Ingredients:

  • 1 (4 to 5 lb) Lamb Shoulder (bone-in, ideally rolled and tied)
  • 1 Tbsp Olive Oil (standard or extra virgin)
  • 6 cloves Garlic, peeled and finely sliced
  • 2 Tbsp Fresh Rosemary, finely chopped
  • 8 fillets Oil-packed Anchovy Fillets, drained and minced (about 1 Tbsp paste)
  • 1 Tbsp Flaky Sea Salt (like Maldon)
  • 1 tsp Freshly Ground Black Pepper
  • 1 cup Beef or Lamb Stock (low sodium)
  • 1/2 cup Dry White Wine (or additional stock)

Instructions:

  1. Preheat oven to a very low temperature: 285°F (140°C).
  2. Pat the lamb shoulder dry. Use a sharp paring knife to make 10–12 deep incisions (about 1 inch / 2.5 cm deep) evenly across the surface of the lamb.
  3. In a small bowl, combine the sliced garlic, chopped rosemary, minced anchovies, olive oil, salt, and pepper to create the rub.
  4. Press the garlic-rosemary mixture firmly into the incisions, ensuring the anchovy paste is distributed deep into the meat.

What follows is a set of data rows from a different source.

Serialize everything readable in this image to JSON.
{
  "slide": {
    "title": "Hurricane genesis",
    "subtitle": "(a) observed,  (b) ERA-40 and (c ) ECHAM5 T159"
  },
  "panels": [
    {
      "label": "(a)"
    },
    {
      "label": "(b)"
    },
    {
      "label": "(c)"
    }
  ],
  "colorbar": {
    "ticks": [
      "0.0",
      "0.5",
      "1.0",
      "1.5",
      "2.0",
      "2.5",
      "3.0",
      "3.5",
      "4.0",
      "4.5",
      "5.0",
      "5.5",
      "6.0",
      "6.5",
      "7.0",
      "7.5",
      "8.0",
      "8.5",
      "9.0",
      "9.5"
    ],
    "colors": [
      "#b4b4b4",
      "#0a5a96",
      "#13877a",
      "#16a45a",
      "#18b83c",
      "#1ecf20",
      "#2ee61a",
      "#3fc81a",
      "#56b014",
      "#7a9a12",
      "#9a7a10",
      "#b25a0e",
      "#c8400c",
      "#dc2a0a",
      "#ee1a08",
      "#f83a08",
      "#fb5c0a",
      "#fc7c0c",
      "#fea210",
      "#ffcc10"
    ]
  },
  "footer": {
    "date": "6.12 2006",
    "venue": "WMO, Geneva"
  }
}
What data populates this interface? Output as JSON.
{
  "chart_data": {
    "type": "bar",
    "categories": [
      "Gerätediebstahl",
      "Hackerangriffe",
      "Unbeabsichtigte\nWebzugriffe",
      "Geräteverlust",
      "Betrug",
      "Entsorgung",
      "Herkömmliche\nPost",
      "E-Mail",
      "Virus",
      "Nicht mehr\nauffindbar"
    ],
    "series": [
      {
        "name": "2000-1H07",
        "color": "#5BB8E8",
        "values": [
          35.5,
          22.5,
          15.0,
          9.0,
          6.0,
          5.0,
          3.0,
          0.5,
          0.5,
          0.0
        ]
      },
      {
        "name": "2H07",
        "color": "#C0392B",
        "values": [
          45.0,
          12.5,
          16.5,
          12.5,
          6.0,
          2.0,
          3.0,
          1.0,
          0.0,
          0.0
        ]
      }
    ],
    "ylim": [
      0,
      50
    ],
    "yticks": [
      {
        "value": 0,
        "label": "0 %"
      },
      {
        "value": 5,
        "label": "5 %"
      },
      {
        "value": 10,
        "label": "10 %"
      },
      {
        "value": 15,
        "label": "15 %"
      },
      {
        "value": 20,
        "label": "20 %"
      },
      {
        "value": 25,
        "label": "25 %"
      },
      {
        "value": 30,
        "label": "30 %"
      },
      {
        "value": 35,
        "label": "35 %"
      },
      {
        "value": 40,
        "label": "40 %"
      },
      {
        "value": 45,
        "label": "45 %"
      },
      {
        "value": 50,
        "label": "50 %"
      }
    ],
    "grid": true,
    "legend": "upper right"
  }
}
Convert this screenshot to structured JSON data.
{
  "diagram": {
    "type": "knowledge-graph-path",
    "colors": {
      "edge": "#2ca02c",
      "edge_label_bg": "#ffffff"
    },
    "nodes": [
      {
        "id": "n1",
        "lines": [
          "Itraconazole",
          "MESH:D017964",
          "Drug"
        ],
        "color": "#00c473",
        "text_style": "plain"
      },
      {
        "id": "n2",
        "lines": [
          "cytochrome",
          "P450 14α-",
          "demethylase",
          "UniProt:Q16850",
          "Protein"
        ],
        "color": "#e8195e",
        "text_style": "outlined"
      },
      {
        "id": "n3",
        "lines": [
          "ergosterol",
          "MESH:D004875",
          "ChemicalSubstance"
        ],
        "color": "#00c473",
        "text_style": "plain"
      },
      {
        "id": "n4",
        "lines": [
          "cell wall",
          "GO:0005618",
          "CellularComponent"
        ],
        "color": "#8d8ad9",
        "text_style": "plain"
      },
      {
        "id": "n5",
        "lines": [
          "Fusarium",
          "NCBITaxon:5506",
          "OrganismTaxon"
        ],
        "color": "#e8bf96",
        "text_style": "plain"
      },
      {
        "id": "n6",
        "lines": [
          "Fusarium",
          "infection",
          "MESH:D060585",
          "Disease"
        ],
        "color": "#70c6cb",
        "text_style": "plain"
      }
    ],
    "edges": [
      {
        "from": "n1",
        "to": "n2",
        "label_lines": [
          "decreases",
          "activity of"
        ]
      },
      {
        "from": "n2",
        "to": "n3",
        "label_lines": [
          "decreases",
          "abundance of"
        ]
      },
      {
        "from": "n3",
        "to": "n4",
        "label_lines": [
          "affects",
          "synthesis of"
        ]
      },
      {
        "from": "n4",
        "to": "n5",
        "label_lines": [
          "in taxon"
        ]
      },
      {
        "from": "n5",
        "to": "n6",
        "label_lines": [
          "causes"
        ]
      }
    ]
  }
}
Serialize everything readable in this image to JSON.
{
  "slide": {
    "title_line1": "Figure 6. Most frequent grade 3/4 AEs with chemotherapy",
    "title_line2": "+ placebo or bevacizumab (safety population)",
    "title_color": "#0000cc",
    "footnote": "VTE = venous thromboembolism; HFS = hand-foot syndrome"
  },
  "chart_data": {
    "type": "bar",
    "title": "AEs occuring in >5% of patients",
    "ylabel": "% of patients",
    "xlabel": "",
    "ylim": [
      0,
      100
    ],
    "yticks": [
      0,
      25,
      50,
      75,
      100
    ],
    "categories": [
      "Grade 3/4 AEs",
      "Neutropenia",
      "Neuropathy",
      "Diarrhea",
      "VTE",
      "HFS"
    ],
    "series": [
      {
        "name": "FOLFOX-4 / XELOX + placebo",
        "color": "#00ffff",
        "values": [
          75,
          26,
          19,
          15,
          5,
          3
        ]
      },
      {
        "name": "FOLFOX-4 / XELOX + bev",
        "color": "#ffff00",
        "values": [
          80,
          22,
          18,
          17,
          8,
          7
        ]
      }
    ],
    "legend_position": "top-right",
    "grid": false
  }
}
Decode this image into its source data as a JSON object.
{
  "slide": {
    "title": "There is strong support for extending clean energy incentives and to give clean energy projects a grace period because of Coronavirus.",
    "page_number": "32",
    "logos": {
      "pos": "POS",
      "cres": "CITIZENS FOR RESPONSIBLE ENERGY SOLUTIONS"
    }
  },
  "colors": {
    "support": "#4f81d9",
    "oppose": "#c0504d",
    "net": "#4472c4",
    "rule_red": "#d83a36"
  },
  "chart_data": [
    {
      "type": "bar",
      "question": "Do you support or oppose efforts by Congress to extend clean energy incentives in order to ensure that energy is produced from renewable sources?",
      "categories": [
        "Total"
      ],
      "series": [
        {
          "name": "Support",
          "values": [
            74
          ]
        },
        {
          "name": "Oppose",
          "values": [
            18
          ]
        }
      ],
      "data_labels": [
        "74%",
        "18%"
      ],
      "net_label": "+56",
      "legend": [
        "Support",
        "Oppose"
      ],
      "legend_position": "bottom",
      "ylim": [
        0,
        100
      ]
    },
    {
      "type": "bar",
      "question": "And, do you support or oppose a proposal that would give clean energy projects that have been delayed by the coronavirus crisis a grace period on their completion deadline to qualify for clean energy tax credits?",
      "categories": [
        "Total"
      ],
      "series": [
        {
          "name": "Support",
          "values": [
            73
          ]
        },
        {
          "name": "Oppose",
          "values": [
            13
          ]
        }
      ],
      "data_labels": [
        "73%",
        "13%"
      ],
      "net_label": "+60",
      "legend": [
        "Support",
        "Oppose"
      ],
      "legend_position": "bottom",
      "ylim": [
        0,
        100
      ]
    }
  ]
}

Rub any remaining mixture over the surface. Let the seasoned lamb rest at room temperature for 30 minutes.
  5. Heat a large frying pan over high heat. Sear the lamb shoulder on all sides until deep brown (about 3 minutes per side). Transfer the lamb to the roasting pan.
  6. Pour the beef stock and white wine into the bottom of the roasting pan (around the lamb, not over it).
  7. Cover the roasting pan tightly with two layers of heavy-duty aluminium foil. This creates a steamy, managed environment.
  8. Place the pan in the preheated 285°F (140°C) oven. Cook undisturbed for 4 hours.
  9. Carefully remove the foil. Check the liquid level; if it’s getting low, add 1/4 cup (60 ml) more stock. Baste the lamb with the pan juices. Insert the digital thermometer into the deepest part of the meat (avoiding the bone).
  10. Return the lamb to the oven, uncovered. Turn the heat down slightly to 275°F (135°C). Continue cooking for another 1.5 to 2 hours, checking the temperature every 30 minutes.
  11. The lamb is finished when the internal temperature reaches 200–205°F (93–96°C). The meat should be utterly yielding when pressed, and the bone should wiggle easily.
  12. Remove the lamb from the oven and transfer it to a clean cutting board or serving platter. Tent it loosely with foil. Do not cut it for at least 30 minutes (This rest period manages the internal juices, ensuring maximum moisture.)
  13. Either shred the lamb directly on the platter using two forks or carve into large portions. Pour the pan juices (defatted, if desired) over the meat.